They live on different levels. The C in ACID is a promise that the database enforces the rules the application defined; the C in CAP is a promise that multiple replicas show the same value. If you conflate the two, you end up writing wrong statements like "a CP system guarantees ACID." In reality they are independent concepts.

One step deeper: serializability, the top of the isolation levels often mentioned in distributed transactions, is also different from CAP's linearizability. Serializability means several transactions produce a result equivalent to some serial execution; linearizability means single-object operations respect real-time order. The strong guarantee that combines the two is called strict serializability, and that is roughly what Spanner aims for. The terms are similar and easy to confuse, so always ask yourself "an ordering guarantee about what, exactly?"

Consistency Is a Spectrum

CAP treats consistency as a dichotomy — linearizable or not — but real-world consistency is a broad spectrum. Walking a few steps from the strong end to the weak end helps build intuition.

Linearizable: The strongest. Every read sees the most recent write.
Sequential: All clients see operations in the same order, but that order need not match real time.
Causal: Only causally related operations preserve their order. Unrelated operations may appear reordered.
Eventual: Absent new writes, all replicas eventually converge to the same value. Until then you may see stale values.

When an AP system "gives up consistency," it usually does not collapse into total chaos; it chooses the weaker end of this spectrum (for example, eventual or causal consistency). So rather than the dichotomy of "AP or CP," the more practical question is "which level of consistency am I buying, and at what cost?"

Common Misconceptions

Restating the material as a list of misconceptions:

"You pick two of three during normal operation." No. With no partition you get both C and A. The choice is forced only at the moment of a partition.
"P is an optional choice you can drop." No. Network partitions inevitably happen in reality, so in a distributed system P is effectively mandatory.
"CA systems exist." In a system replicated across multiple nodes, a CA that ignores partitions does not really hold. When a partition occurs you will lose either C or A.
"A CP system is always in an unavailable state." No. A CP system gives up availability only at the moment of a partition, and only in the affected part. The rest of the time it responds normally.
"The C in CAP is the C in ACID." No. As the previous section showed, they are completely different concepts.
"Eventual consistency means the data is a jumbled mess." No.
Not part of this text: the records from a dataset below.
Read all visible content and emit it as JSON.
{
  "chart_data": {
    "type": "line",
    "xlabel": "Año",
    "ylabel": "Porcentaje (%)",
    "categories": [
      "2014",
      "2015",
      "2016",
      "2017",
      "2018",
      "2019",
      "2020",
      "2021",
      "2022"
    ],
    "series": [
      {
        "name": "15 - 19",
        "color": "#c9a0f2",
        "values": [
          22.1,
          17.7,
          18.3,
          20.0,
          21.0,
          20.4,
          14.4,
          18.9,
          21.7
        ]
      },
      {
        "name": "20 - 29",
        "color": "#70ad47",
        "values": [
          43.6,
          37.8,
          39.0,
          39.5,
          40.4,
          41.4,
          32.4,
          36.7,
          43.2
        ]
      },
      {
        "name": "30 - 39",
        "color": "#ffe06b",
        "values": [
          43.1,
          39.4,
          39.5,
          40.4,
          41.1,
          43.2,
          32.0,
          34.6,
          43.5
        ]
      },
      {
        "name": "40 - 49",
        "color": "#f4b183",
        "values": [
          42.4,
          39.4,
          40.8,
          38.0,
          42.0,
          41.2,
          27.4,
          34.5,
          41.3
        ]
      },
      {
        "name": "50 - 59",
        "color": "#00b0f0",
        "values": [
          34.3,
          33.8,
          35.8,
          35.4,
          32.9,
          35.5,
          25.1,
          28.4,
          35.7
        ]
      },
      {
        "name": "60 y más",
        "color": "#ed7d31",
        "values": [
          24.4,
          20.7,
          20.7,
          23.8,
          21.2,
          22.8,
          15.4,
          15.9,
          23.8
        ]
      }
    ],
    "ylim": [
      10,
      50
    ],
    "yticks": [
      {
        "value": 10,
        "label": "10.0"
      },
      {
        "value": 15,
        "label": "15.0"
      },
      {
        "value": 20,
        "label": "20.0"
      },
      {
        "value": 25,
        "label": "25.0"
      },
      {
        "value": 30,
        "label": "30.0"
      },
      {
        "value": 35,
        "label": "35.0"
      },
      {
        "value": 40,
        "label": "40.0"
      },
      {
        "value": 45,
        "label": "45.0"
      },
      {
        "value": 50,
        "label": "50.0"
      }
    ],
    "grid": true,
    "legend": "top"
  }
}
It guarantees convergence, and there are stronger forms such as preserving causality.

A Designer's Practical Guide

Here are useful questions for turning this theory into real decisions.

First, ask is it acceptable to briefly show a stale value for this data? A social feed's like count or a product's view count can be off for a moment without disaster. Here AP and low latency are reasonable. Conversely, data you must never sell twice — a bank balance, inventory quantity, a seat reservation — needs strong consistency, so it leans toward CP.

Next, ask have you explicitly designed the behavior under a partition? Many incidents come from the implicit assumption that "a partition won't happen." Partitions will come, so you must decide in advance: "at that moment, will I block writes, or accept them and reconcile later?" If you chose the latter, you must also decide on a conflict-resolution strategy (last-write-wins by timestamp, version vectors, CRDTs, and so on).

Finally, ask do you know your normal-case latency budget? As PACELC's ELC reminds us, strong consistency costs latency even in the normal case. You must decide whether you can afford waiting for consensus with a replica on the other side of the planet, or whether you will allow weaker consistency per region to cut latency.

Conclusion

The CAP theorem is one of the most frequently cited and most frequently misunderstood results in distributed systems. The hand-wavy "pick two of three" summary is easy to remember, but it hides the truth that matters. The real story is far more precise: partition tolerance is effectively mandatory, and the real choice is made only at the moment a partition occurs, between consistency and availability. And as PACELC reminds us, even in partition-free normal operation there is always a quiet trade-off flowing between consistency and latency.

Dynamo chose availability and Spanner chose consistency, not because one is correct, but because they were solving different problems. A good designer does not claim to have "beaten CAP." Instead they answer clearly the question: "for this data, when a partition happens, what will I give up?" Once you strip away the hand-waving, CAP is not a magic triangle but an honest tool that makes you ask exactly that question.

References

Eric Brewer, "CAP Twelve Years Later: How the 'Rules' Have Changed": https://www.infoq.com/articles/cap-twelve-years-later-how-the-rules-have-changed/
Gilbert & Lynch, "Brewer's Conjecture and the Feasibility of Consistent, Available, Partition-Tolerant Web Services": https://groups.csail.mit.edu/tds/papers/Gilbert/Brewer2.pdf
Daniel Abadi, "Consistency Tradeoffs in Modern Distributed Database System Design (PACELC)": https://www.cs.umd.edu/~abadi/papers/abadi-pacelc.pdf
Google Spanner paper: https://research.google/pubs/pub39966/
Amazon Dynamo paper: https://www.allthingsdistributed.com/files/amazon-dynamo-sosp2007.pdf
Jepsen: Consistency Models: https://jepsen.io/consistency